Rudolfinum est le nom d'un bâtiment néo-Renaissance construit de 1875 à 1885 sur les rives de la Vltava à Prague. Le Rudolfinum évoque le géant de la musique classique tchèque Antonín Dvořák. C'est là qu'il a dirigé le tout premier concert de l'orchestre philharmonique tchèque avec au programme sa célèbre Symphonie du Nouveau Monde. Connue pour offrir la meilleure qualité acoustique de la ville, la grande salle reste le siège de cet ensemble symphonique prestigieux.

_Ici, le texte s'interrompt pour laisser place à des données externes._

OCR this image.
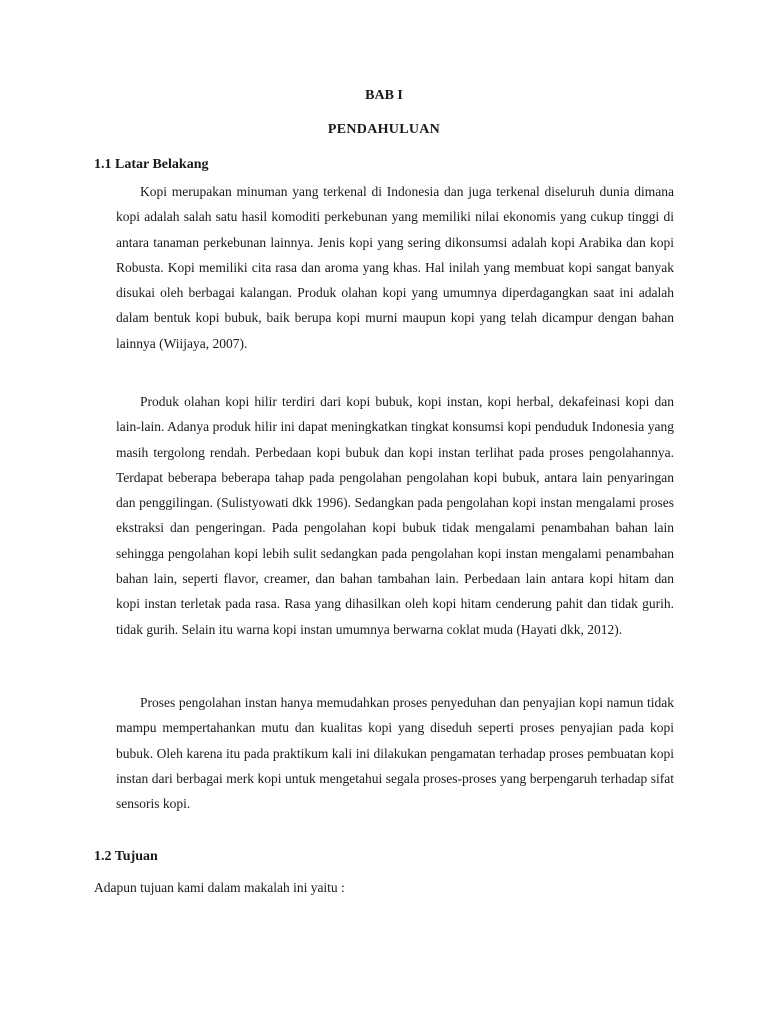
BAB I
PENDAHULUAN
1.1 Latar Belakang

Kopi merupakan minuman yang terkenal di Indonesia dan juga terkenal diseluruh dunia dimana kopi adalah salah satu hasil komoditi perkebunan yang memiliki nilai ekonomis yang cukup tinggi di antara tanaman perkebunan lainnya. Jenis kopi yang sering dikonsumsi adalah kopi Arabika dan kopi Robusta. Kopi memiliki cita rasa dan aroma yang khas. Hal inilah yang membuat kopi sangat banyak disukai oleh berbagai kalangan. Produk olahan kopi yang umumnya diperdagangkan saat ini adalah dalam bentuk kopi bubuk, baik berupa kopi murni maupun kopi yang telah dicampur dengan bahan lainnya (Wiijaya, 2007).

Produk olahan kopi hilir terdiri dari kopi bubuk, kopi instan, kopi herbal, dekafeinasi kopi dan lain-lain. Adanya produk hilir ini dapat meningkatkan tingkat konsumsi kopi penduduk Indonesia yang masih tergolong rendah. Perbedaan kopi bubuk dan kopi instan terlihat pada proses pengolahannya. Terdapat beberapa beberapa tahap pada pengolahan pengolahan kopi bubuk, antara lain penyaringan dan penggilingan. (Sulistyowati dkk 1996). Sedangkan pada pengolahan kopi instan mengalami proses ekstraksi dan pengeringan. Pada pengolahan kopi bubuk tidak mengalami penambahan bahan lain sehingga pengolahan kopi lebih sulit sedangkan pada pengolahan kopi instan mengalami penambahan bahan lain, seperti flavor, creamer, dan bahan tambahan lain. Perbedaan lain antara kopi hitam dan kopi instan terletak pada rasa. Rasa yang dihasilkan oleh kopi hitam cenderung pahit dan tidak gurih. tidak gurih. Selain itu warna kopi instan umumnya berwarna coklat muda (Hayati dkk, 2012).

Proses pengolahan instan hanya memudahkan proses penyeduhan dan penyajian kopi namun tidak mampu mempertahankan mutu dan kualitas kopi yang diseduh seperti proses penyajian pada kopi bubuk. Oleh karena itu pada praktikum kali ini dilakukan pengamatan terhadap proses pembuatan kopi instan dari berbagai merk kopi untuk mengetahui segala proses-proses yang berpengaruh terhadap sifat sensoris kopi.

1.2 Tujuan

Adapun tujuan kami dalam makalah ini yaitu :
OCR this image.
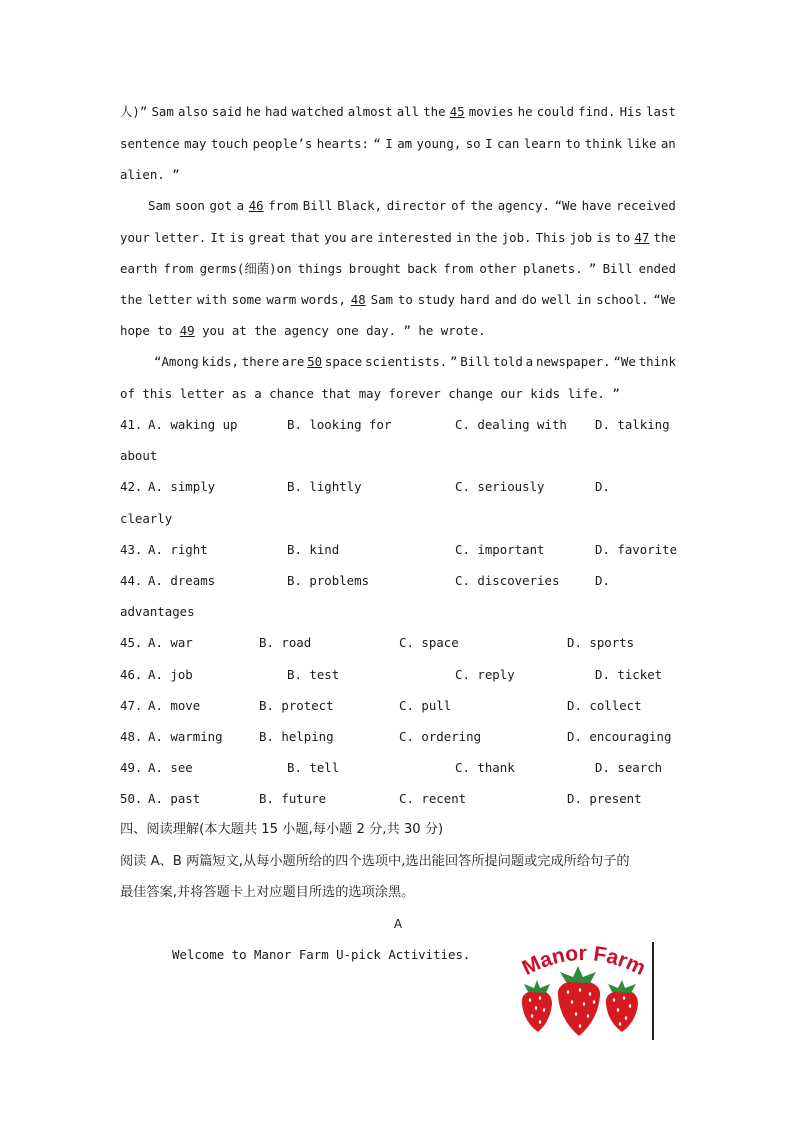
人)” Sam also said he had watched almost all the 45 movies he could find. His last
sentence may touch people’s hearts: “ I am young, so I can learn to think like an
alien. ”
Sam soon got a 46 from Bill Black, director of the agency. “We have received
your letter. It is great that you are interested in the job. This job is to 47 the
earth from germs(细菌)on things brought back from other planets. ” Bill ended
the letter with some warm words, 48 Sam to study hard and do well in school. “We
hope to 49 you at the agency one day. ” he wrote.
“Among kids, there are 50 space scientists. ” Bill told a newspaper. “We think
of this letter as a chance that may forever change our kids life. ”
41. A. waking up	B. looking for	C. dealing with D. talking
about
42. A. simply	B. lightly	C. seriously	D.
clearly
43. A. right	B. kind	C. important	D. favorite
44. A. dreams	B. problems	C. discoveries	D.
advantages
45. A. war	B. road	C. space	D. sports
46. A. job	B. test	C. reply	D. ticket
47. A. move	B. protect	C. pull	D. collect
48. A. warming	B. helping	C. ordering	D. encouraging
49. A. see	B. tell	C. thank	D. search
50. A. past	B. future	C. recent	D. present
四、阅读理解(本大题共 15 小题,每小题 2 分,共 30 分)
阅读 A、B 两篇短文,从每小题所给的四个选项中,选出能回答所提问题或完成所给句子的
最佳答案,并将答题卡上对应题目所选的选项涂黑。
A
Welcome to Manor Farm U-pick Activities. Manor Farm
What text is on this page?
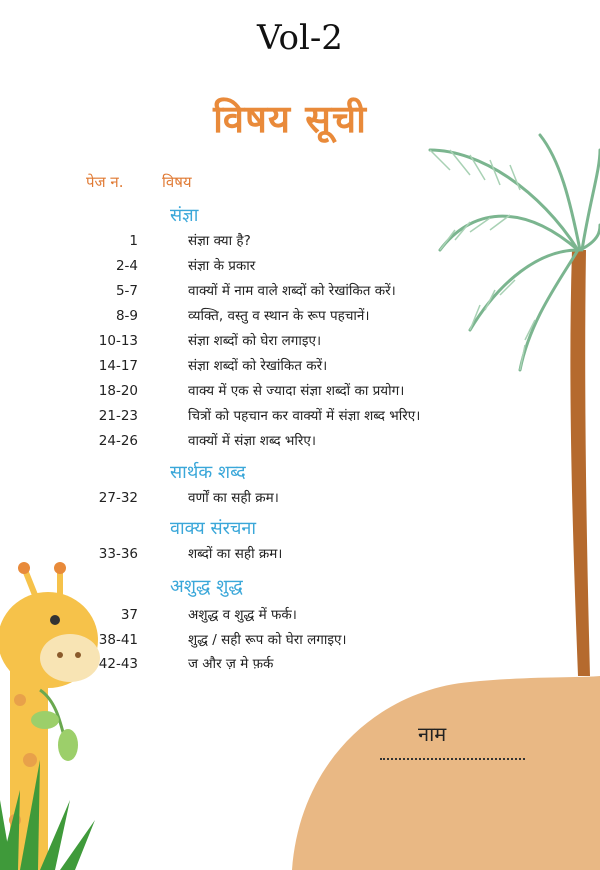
Vol-2
विषय सूची
पेज न.	विषय
संज्ञा
1	संज्ञा क्या है?
2-4	संज्ञा के प्रकार
5-7	वाक्यों में नाम वाले शब्दों को रेखांकित करें।
8-9	व्यक्ति, वस्तु व स्थान के रूप पहचानें।
10-13	संज्ञा शब्दों को घेरा लगाइए।
14-17	संज्ञा शब्दों को रेखांकित करें।
18-20	वाक्य में एक से ज्यादा संज्ञा शब्दों का प्रयोग।
21-23	चित्रों को पहचान कर वाक्यों में संज्ञा शब्द भरिए।
24-26	वाक्यों में संज्ञा शब्द भरिए।
सार्थक शब्द
27-32	वर्णों का सही क्रम।
वाक्य संरचना
33-36	शब्दों का सही क्रम।
अशुद्ध शुद्ध
37	अशुद्ध व शुद्ध में फर्क।
38-41	शुद्ध / सही रूप को घेरा लगाइए।
42-43	ज और ज़ मे फ़र्क
नाम
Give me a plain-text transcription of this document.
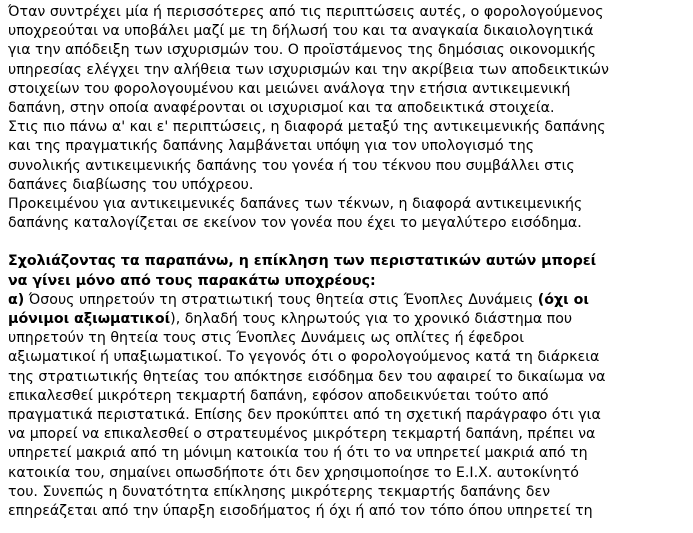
Όταν συντρέχει μία ή περισσότερες από τις περιπτώσεις αυτές, ο φορολογούμενος
υποχρεούται να υποβάλει μαζί με τη δήλωσή του και τα αναγκαία δικαιολογητικά
για την απόδειξη των ισχυρισμών του. Ο προϊστάμενος της δημόσιας οικονομικής
υπηρεσίας ελέγχει την αλήθεια των ισχυρισμών και την ακρίβεια των αποδεικτικών
στοιχείων του φορολογουμένου και μειώνει ανάλογα την ετήσια αντικειμενική
δαπάνη, στην οποία αναφέρονται οι ισχυρισμοί και τα αποδεικτικά στοιχεία.
Στις πιο πάνω α' και ε' περιπτώσεις, η διαφορά μεταξύ της αντικειμενικής δαπάνης
και της πραγματικής δαπάνης λαμβάνεται υπόψη για τον υπολογισμό της
συνολικής αντικειμενικής δαπάνης του γονέα ή του τέκνου που συμβάλλει στις
δαπάνες διαβίωσης του υπόχρεου.
Προκειμένου για αντικειμενικές δαπάνες των τέκνων, η διαφορά αντικειμενικής
δαπάνης καταλογίζεται σε εκείνον τον γονέα που έχει το μεγαλύτερο εισόδημα.
Σχολιάζοντας τα παραπάνω, η επίκληση των περιστατικών αυτών μπορεί
να γίνει μόνο από τους παρακάτω υποχρέους:
α) Όσους υπηρετούν τη στρατιωτική τους θητεία στις Ένοπλες Δυνάμεις (όχι οι
μόνιμοι αξιωματικοί), δηλαδή τους κληρωτούς για το χρονικό διάστημα που
υπηρετούν τη θητεία τους στις Ένοπλες Δυνάμεις ως οπλίτες ή έφεδροι
αξιωματικοί ή υπαξιωματικοί. Το γεγονός ότι ο φορολογούμενος κατά τη διάρκεια
της στρατιωτικής θητείας του απόκτησε εισόδημα δεν του αφαιρεί το δικαίωμα να
επικαλεσθεί μικρότερη τεκμαρτή δαπάνη, εφόσον αποδεικνύεται τούτο από
πραγματικά περιστατικά. Επίσης δεν προκύπτει από τη σχετική παράγραφο ότι για
να μπορεί να επικαλεσθεί ο στρατευμένος μικρότερη τεκμαρτή δαπάνη, πρέπει να
υπηρετεί μακριά από τη μόνιμη κατοικία του ή ότι το να υπηρετεί μακριά από τη
κατοικία του, σημαίνει οπωσδήποτε ότι δεν χρησιμοποίησε το Ε.Ι.Χ. αυτοκίνητό
του. Συνεπώς η δυνατότητα επίκλησης μικρότερης τεκμαρτής δαπάνης δεν
επηρεάζεται από την ύπαρξη εισοδήματος ή όχι ή από τον τόπο όπου υπηρετεί τη
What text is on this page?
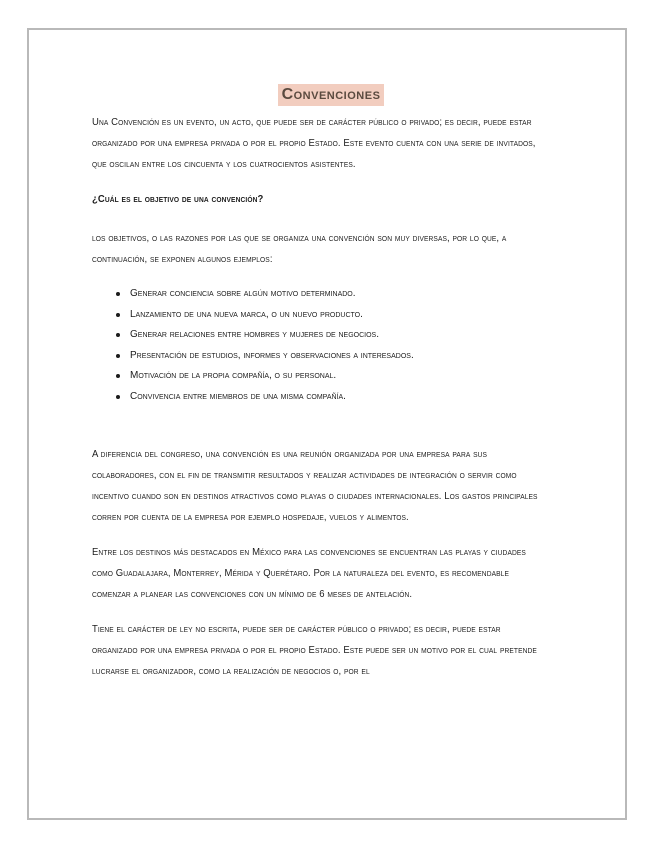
Convenciones

Una Convención es un evento, un acto, que puede ser de carácter público o privado; es decir, puede estar organizado por una empresa privada o por el propio Estado. Este evento cuenta con una serie de invitados, que oscilan entre los cincuenta y los cuatrocientos asistentes.

¿Cuál es el objetivo de una convención?

los objetivos, o las razones por las que se organiza una convención son muy diversas, por lo que, a continuación, se exponen algunos ejemplos:

Generar conciencia sobre algún motivo determinado.
Lanzamiento de una nueva marca, o un nuevo producto.
Generar relaciones entre hombres y mujeres de negocios.
Presentación de estudios, informes y observaciones a interesados.
Motivación de la propia compañía, o su personal.
Convivencia entre miembros de una misma compañía.

A diferencia del congreso, una convención es una reunión organizada por una empresa para sus colaboradores, con el fin de transmitir resultados y realizar actividades de integración o servir como incentivo cuando son en destinos atractivos como playas o ciudades internacionales. Los gastos principales corren por cuenta de la empresa por ejemplo hospedaje, vuelos y alimentos.

Entre los destinos más destacados en México para las convenciones se encuentran las playas y ciudades como Guadalajara, Monterrey, Mérida y Querétaro. Por la naturaleza del evento, es recomendable comenzar a planear las convenciones con un mínimo de 6 meses de antelación.

Tiene el carácter de ley no escrita, puede ser de carácter público o privado; es decir, puede estar organizado por una empresa privada o por el propio Estado. Este puede ser un motivo por el cual pretende lucrarse el organizador, como la realización de negocios o, por el
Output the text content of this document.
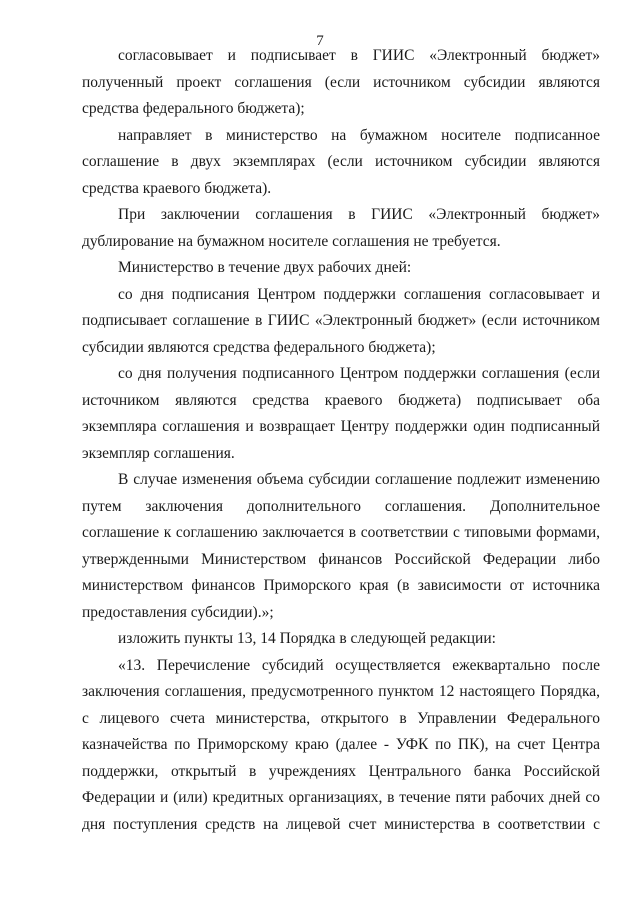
7

согласовывает и подписывает в ГИИС «Электронный бюджет» полученный проект соглашения (если источником субсидии являются средства федерального бюджета);

направляет в министерство на бумажном носителе подписанное соглашение в двух экземплярах (если источником субсидии являются средства краевого бюджета).

При заключении соглашения в ГИИС «Электронный бюджет» дублирование на бумажном носителе соглашения не требуется.

Министерство в течение двух рабочих дней:

со дня подписания Центром поддержки соглашения согласовывает и подписывает соглашение в ГИИС «Электронный бюджет» (если источником субсидии являются средства федерального бюджета);

со дня получения подписанного Центром поддержки соглашения (если источником являются средства краевого бюджета) подписывает оба экземпляра соглашения и возвращает Центру поддержки один подписанный экземпляр соглашения.

В случае изменения объема субсидии соглашение подлежит изменению путем заключения дополнительного соглашения. Дополнительное соглашение к соглашению заключается в соответствии с типовыми формами, утвержденными Министерством финансов Российской Федерации либо министерством финансов Приморского края (в зависимости от источника предоставления субсидии).»;

изложить пункты 13, 14 Порядка в следующей редакции:

«13. Перечисление субсидий осуществляется ежеквартально после заключения соглашения, предусмотренного пунктом 12 настоящего Порядка, с лицевого счета министерства, открытого в Управлении Федерального казначейства по Приморскому краю (далее - УФК по ПК), на счет Центра поддержки, открытый в учреждениях Центрального банка Российской Федерации и (или) кредитных организациях, в течение пяти рабочих дней со дня поступления средств на лицевой счет министерства в соответствии с
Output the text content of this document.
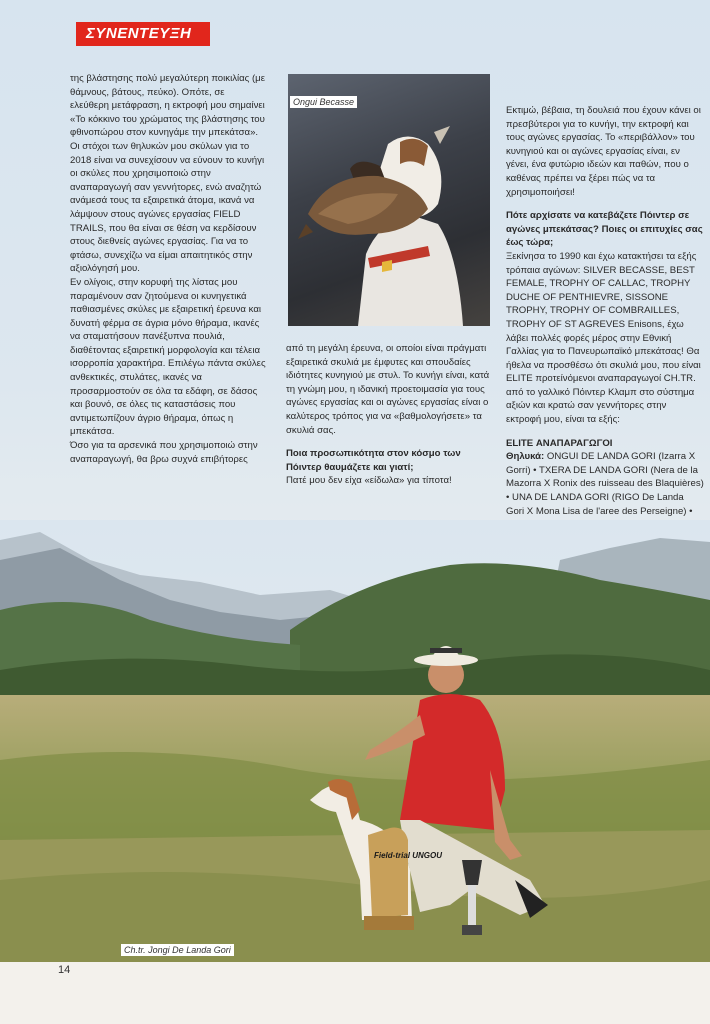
ΣΥΝΕΝΤΕΥΞΗ

της βλάστησης πολύ μεγαλύτερη ποικιλίας (με θάμνους, βάτους, πεύκο). Οπότε, σε ελεύθερη μετάφραση, η εκτροφή μου σημαίνει «Το κόκκινο του χρώματος της βλάστησης του φθινοπώρου στον κυνηγάμε την μπεκάτσα».

Οι στόχοι των θηλυκών μου σκύλων για το 2018 είναι να συνεχίσουν να εύνουν το κυνήγι οι σκύλες που χρησιμοποιώ στην αναπαραγωγή σαν γεννήτορες, ενώ αναζητώ ανάμεσά τους τα εξαιρετικά άτομα, ικανά να λάμψουν στους αγώνες εργασίας FIELD TRAILS, που θα είναι σε θέση να κερδίσουν στους διεθνείς αγώνες εργασίας. Για να το φτάσω, συνεχίζω να είμαι απαιτητικός στην αξιολόγησή μου.

Εν ολίγοις, στην κορυφή της λίστας μου παραμένουν σαν ζητούμενα οι κυνηγετικά παθιασμένες σκύλες με εξαιρετική έρευνα και δυνατή φέρμα σε άγρια μόνο θήραμα, ικανές να σταματήσουν πανέξυπνα πουλιά, διαθέτοντας εξαιρετική μορφολογία και τέλεια ισορροπία χαρακτήρα. Επιλέγω πάντα σκύλες ανθεκτικές, στυλάτες, ικανές να προσαρμοστούν σε όλα τα εδάφη, σε δάσος και βουνό, σε όλες τις καταστάσεις που αντιμετωπίζουν άγριο θήραμα, όπως η μπεκάτσα.

Όσο για τα αρσενικά που χρησιμοποιώ στην αναπαραγωγή, θα βρω συχνά επιβήτορες

Ongui Becasse

από τη μεγάλη έρευνα, οι οποίοι είναι πράγματι εξαιρετικά σκυλιά με έμφυτες και σπουδαίες ιδιότητες κυνηγιού με στυλ. Το κυνήγι είναι, κατά τη γνώμη μου, η ιδανική προετοιμασία για τους αγώνες εργασίας και οι αγώνες εργασίας είναι ο καλύτερος τρόπος για να «βαθμολογήσετε» τα σκυλιά σας.

Ποια προσωπικότητα στον κόσμο των Πόιντερ θαυμάζετε και γιατί;

Πατέ μου δεν είχα «είδωλα» για τίποτα!

Εκτιμώ, βέβαια, τη δουλειά που έχουν κάνει οι πρεσβύτεροι για το κυνήγι, την εκτροφή και τους αγώνες εργασίας. Το «περιβάλλον» του κυνηγιού και οι αγώνες εργασίας είναι, εν γένει, ένα φυτώριο ιδεών και παθών, που ο καθένας πρέπει να ξέρει πώς να τα χρησιμοποιήσει!

Πότε αρχίσατε να κατεβάζετε Πόιντερ σε αγώνες μπεκάτσας? Ποιες οι επιτυχίες σας έως τώρα;

Ξεκίνησα το 1990 και έχω κατακτήσει τα εξής τρόπαια αγώνων: SILVER BECASSE, BEST FEMALE, TROPHY OF CALLAC, TROPHY DUCHE OF PENTHIEVRE, SISSONE TROPHY, TROPHY OF COMBRAILLES, TROPHY OF ST AGREVES Enisons, έχω λάβει πολλές φορές μέρος στην Εθνική Γαλλίας για το Πανευρωπαϊκό μπεκάτσας! Θα ήθελα να προσθέσω ότι σκυλιά μου, που είναι ELITE προτείνόμενοι αναπαραγωγοί CH.TR. από το γαλλικό Πόιντερ Κλαμπ στο σύστημα αξιών και κρατώ σαν γεννήτορες στην εκτροφή μου, είναι τα εξής:

ELITE ΑΝΑΠΑΡΑΓΩΓΟΙ

Θηλυκά: ONGUI DE LANDA GORI (Izarra X Gorri) • TXERA DE LANDA GORI (Nera de la Mazorra X Ronix des ruisseau des Blaquières) • UNA DE LANDA GORI (RIGO De Landa Gori X Mona Lisa de l'aree des Perseigne) •

Field-trial UNGOU
Ch.tr. Jongi De Landa Gori
14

C'est à Rudolfinum que s'est déroulée la cérémonie de remise solennelle du prix cinématographique Le Lion tchèque. Ce prix créé en 1993, par la Vachler Art Company, est en quelque sorte le pendant de l'Oscar. Toute la soirée de cette 24ème édition a été animée par l'animatrice slovaque Adela Banášová.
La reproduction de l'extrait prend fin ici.